Tuesday’s partial lunar eclipse, the last lunar eclipse of 2019, was visible from Australia, Africa, South America, most of Europe, and Asia. It missed North America, except for the very southern and eastern parts of the continent.
The full moon passed partway through the southern part of the Earth’s shadow resulting in a partial lunar eclipse. In the US on Tuesday night, the first full moon of summer illuminated the sky. Sometimes called the “Thunder Moon,” the July moon received the name because of the thunder storms that are typical in early summer.
As the animation above shows, the moon entered penumbra (the weaker part of Earth’s shadow) at 18:43 Coordinated Universal Time (UTC) on Tuesday – that’s 2:43 p.m. Eastern – and then umbra (the darker part of Earth’s shadow) at 20:01 UTC (4:01 p.m. Eastern). The peak of the eclipse arrived at at 21:30 (5:30 p.m. Eastern).
Tuesday’s event was a partial lunar eclipse. A full lunar eclipse took place in January 21. The next lunar eclipse, a partial eclipse, will be on January 10, 2020.
The next lunar eclipse that will be visible in the United States is scheduled for July 4, 2020. The full moon that night will turn darker than a regular full moon.

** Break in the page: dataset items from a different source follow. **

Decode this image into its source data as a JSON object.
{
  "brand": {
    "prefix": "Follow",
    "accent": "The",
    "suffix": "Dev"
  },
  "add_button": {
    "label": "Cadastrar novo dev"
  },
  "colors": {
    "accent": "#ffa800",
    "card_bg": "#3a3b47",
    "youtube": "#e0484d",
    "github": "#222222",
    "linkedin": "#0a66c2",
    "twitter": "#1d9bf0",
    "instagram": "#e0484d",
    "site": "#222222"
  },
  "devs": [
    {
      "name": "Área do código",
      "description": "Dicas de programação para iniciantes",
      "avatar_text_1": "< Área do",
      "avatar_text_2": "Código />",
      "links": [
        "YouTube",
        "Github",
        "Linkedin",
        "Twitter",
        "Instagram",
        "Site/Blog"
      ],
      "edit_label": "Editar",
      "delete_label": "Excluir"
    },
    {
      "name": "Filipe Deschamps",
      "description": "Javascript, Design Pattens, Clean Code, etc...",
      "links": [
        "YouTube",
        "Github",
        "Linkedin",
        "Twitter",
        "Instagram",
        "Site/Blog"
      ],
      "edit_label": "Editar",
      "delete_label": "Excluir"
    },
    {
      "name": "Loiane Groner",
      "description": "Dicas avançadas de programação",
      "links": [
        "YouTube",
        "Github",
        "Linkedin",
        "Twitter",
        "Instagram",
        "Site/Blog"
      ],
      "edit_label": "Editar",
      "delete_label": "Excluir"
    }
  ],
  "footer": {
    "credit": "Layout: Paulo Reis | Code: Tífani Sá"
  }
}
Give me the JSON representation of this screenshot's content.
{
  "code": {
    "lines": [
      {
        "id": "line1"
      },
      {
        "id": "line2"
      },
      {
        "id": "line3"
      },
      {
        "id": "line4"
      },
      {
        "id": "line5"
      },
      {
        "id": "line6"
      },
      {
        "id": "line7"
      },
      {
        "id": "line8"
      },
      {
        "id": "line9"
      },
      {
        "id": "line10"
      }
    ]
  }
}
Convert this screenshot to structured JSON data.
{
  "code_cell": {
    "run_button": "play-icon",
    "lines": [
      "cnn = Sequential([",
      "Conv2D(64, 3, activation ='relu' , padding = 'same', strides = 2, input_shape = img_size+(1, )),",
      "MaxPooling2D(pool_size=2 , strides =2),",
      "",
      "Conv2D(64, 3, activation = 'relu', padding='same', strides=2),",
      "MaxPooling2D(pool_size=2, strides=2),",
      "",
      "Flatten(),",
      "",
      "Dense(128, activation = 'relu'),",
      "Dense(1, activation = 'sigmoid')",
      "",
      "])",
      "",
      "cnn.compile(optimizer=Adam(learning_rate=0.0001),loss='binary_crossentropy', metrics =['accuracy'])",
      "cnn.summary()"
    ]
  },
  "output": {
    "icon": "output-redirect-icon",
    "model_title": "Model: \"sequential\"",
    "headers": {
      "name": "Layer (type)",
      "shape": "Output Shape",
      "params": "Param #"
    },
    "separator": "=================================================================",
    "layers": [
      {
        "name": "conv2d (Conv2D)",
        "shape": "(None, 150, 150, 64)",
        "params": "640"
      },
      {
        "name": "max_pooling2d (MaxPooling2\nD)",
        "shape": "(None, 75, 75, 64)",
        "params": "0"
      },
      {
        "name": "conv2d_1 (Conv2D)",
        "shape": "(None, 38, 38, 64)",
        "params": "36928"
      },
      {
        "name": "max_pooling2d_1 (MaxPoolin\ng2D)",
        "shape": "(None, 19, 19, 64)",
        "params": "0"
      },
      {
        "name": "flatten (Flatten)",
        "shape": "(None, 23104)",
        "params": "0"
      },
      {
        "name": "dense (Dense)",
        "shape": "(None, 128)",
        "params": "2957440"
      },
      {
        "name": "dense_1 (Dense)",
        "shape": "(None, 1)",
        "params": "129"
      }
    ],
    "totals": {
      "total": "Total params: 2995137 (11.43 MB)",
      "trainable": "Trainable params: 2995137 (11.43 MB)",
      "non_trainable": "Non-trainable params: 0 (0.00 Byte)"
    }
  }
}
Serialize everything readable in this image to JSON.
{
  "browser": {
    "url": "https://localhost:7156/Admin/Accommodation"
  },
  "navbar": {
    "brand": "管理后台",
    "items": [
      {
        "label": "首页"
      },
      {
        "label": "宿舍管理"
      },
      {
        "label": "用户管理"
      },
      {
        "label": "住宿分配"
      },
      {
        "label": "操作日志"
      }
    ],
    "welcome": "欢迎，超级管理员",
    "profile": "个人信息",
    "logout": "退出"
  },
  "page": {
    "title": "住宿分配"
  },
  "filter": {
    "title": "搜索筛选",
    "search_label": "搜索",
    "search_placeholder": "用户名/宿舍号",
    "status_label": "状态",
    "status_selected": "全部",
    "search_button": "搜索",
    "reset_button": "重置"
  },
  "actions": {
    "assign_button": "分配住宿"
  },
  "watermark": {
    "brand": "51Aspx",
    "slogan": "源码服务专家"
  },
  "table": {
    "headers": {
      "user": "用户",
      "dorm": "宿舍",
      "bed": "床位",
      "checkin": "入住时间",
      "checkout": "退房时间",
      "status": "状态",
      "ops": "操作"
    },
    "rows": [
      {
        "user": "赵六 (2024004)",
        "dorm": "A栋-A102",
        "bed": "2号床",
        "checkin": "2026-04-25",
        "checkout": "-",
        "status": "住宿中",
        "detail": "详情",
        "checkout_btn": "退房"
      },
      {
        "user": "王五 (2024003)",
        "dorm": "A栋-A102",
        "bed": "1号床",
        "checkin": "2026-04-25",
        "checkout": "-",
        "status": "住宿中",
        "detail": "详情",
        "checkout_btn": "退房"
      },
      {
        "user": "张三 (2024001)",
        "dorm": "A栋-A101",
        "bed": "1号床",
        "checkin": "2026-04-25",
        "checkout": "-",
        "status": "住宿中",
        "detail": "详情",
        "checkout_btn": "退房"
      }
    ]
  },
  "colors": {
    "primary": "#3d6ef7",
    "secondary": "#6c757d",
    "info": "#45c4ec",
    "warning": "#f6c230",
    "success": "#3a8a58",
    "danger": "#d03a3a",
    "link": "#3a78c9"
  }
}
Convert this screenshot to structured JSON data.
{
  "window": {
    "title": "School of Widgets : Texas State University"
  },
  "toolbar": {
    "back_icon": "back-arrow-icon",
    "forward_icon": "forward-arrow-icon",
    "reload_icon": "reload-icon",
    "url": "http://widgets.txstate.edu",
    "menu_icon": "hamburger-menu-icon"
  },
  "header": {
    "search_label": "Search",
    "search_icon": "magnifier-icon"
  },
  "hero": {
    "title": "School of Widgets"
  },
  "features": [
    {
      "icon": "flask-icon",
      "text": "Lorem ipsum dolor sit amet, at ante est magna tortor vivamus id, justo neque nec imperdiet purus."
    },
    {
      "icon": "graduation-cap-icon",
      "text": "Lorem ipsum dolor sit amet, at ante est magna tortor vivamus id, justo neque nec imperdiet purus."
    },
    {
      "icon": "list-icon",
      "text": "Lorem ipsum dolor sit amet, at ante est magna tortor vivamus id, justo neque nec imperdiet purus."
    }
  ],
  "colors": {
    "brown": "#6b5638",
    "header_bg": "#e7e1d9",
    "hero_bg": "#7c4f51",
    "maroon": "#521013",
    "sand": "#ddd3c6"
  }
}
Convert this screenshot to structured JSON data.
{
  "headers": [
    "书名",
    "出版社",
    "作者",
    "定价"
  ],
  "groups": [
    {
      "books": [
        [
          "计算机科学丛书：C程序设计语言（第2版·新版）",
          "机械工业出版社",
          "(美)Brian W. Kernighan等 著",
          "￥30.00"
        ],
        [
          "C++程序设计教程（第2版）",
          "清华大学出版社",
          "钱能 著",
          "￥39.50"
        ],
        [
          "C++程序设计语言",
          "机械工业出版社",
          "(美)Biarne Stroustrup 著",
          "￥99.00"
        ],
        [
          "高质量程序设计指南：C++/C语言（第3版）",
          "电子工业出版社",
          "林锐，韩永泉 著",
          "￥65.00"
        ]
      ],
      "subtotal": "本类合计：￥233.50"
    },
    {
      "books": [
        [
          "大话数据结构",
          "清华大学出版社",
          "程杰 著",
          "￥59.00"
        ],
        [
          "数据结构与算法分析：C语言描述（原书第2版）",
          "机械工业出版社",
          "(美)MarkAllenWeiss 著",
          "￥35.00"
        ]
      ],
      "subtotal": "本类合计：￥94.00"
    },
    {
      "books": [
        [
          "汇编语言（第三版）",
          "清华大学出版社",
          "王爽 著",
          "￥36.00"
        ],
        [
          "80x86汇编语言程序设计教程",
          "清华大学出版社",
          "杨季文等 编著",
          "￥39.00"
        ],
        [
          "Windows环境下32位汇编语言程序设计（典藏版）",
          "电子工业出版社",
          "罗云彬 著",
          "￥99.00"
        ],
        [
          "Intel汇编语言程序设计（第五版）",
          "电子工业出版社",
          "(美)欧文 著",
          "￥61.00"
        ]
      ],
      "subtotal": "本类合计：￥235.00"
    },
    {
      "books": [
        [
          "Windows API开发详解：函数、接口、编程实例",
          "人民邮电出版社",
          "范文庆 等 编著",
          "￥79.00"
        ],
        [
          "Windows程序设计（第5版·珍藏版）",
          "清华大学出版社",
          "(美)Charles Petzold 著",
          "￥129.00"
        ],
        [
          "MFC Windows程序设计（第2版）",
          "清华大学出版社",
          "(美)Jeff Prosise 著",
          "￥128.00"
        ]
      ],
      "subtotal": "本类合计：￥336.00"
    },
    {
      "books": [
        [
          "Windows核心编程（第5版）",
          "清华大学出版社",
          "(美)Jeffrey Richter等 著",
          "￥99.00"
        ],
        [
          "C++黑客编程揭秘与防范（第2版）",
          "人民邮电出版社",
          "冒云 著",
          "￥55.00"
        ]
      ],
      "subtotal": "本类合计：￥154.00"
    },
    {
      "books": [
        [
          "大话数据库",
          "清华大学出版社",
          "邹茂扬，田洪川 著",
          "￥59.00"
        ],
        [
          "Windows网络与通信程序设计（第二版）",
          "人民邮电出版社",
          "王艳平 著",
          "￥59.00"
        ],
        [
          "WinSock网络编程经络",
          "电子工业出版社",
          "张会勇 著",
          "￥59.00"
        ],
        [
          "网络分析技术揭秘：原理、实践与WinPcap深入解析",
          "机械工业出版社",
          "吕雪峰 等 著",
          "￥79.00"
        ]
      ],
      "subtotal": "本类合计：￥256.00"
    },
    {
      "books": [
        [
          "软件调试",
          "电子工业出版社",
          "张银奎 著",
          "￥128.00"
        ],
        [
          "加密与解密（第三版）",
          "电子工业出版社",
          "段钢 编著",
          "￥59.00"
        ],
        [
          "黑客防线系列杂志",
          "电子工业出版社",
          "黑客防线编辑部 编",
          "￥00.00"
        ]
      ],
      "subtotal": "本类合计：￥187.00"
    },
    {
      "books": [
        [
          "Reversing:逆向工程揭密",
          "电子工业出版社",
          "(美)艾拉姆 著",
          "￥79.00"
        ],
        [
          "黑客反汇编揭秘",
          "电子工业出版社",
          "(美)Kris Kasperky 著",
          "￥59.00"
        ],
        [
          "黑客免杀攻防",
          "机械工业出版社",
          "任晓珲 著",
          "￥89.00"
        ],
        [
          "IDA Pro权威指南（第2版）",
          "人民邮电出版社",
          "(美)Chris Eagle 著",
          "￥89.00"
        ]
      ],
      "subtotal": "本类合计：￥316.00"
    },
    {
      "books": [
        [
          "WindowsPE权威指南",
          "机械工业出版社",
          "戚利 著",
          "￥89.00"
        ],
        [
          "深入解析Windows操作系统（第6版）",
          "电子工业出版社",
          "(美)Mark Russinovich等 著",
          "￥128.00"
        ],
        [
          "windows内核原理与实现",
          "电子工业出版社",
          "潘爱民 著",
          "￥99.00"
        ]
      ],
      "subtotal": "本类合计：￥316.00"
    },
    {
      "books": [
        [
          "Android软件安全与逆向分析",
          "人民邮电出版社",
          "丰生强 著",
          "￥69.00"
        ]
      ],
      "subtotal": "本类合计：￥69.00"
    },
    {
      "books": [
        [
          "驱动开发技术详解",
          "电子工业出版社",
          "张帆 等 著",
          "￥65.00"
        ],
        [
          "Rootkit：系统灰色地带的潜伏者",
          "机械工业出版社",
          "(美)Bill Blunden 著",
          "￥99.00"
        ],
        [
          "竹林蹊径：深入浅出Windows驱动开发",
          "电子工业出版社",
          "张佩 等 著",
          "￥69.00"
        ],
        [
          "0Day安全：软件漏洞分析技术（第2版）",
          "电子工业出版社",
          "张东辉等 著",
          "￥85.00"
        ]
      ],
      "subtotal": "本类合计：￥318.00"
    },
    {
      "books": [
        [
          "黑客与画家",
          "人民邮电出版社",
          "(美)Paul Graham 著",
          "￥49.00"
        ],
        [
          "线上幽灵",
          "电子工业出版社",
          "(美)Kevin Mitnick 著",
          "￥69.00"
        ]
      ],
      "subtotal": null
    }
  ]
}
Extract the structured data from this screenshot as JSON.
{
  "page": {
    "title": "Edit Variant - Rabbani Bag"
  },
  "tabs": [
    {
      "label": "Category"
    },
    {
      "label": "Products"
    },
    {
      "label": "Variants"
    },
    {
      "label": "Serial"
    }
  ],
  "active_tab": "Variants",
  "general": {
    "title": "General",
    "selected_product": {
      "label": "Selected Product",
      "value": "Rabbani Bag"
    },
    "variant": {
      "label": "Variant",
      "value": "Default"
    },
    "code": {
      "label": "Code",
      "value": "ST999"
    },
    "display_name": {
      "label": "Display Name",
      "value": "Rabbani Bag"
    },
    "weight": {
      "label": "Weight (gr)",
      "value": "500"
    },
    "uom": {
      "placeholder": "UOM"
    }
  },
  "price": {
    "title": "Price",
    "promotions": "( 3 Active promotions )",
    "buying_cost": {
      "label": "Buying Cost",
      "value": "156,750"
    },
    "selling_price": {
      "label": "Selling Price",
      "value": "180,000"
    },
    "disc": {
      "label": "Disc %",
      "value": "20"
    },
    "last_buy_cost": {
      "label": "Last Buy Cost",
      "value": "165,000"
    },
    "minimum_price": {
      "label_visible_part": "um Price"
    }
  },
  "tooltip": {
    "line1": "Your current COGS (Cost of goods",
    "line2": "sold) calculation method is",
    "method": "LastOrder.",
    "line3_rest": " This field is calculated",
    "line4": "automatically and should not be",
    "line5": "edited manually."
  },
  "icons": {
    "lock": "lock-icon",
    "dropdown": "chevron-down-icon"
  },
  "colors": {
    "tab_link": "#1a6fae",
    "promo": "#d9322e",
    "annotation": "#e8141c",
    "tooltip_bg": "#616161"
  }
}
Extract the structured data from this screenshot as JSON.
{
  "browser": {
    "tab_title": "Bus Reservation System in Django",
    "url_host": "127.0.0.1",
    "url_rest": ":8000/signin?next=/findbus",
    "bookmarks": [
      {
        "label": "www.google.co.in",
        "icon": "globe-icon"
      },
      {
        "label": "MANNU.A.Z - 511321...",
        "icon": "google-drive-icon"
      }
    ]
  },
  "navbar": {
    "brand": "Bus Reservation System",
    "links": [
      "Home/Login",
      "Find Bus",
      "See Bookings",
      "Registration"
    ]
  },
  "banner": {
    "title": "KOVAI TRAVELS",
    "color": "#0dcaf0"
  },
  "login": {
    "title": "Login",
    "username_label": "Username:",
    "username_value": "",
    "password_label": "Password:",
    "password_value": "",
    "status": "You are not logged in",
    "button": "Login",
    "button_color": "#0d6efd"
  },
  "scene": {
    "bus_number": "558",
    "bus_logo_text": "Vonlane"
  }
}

Photographers all around the world, from Sydney, Australia to Southampton, in the south of England, snapped stunning pics as almost everywhere was lucky enough to have clear skies.
The partial lunar eclipse coincided with the 50th anniversary of the Apollo 11 moon landing. The next partial lunar eclipse will be a penumbral eclipse on January 10–11, 2020 and will seen in much the same part of the world that this one was.
In many locations around the world, the moon appeared red during the eclipse, making the celestial event that much more breathtaking.
And while Australia, Africa, South America, Asia and Europe was enjoying the partial lunar eclipse, the cosmic configuration of things meant that New York, and the eastern seaboard of the USA was enjoying a stunning full moon.
This full moon was known by early Native American tribes as the Buck Moon because the male buck deer would begin to grow their new antlers at this time of year. This moon has also been known as the Full Thunder Moon and the Full Hay Moon. In the past, it was common to think that many forms of mental illness were caused by the moon, hence the term lunatic.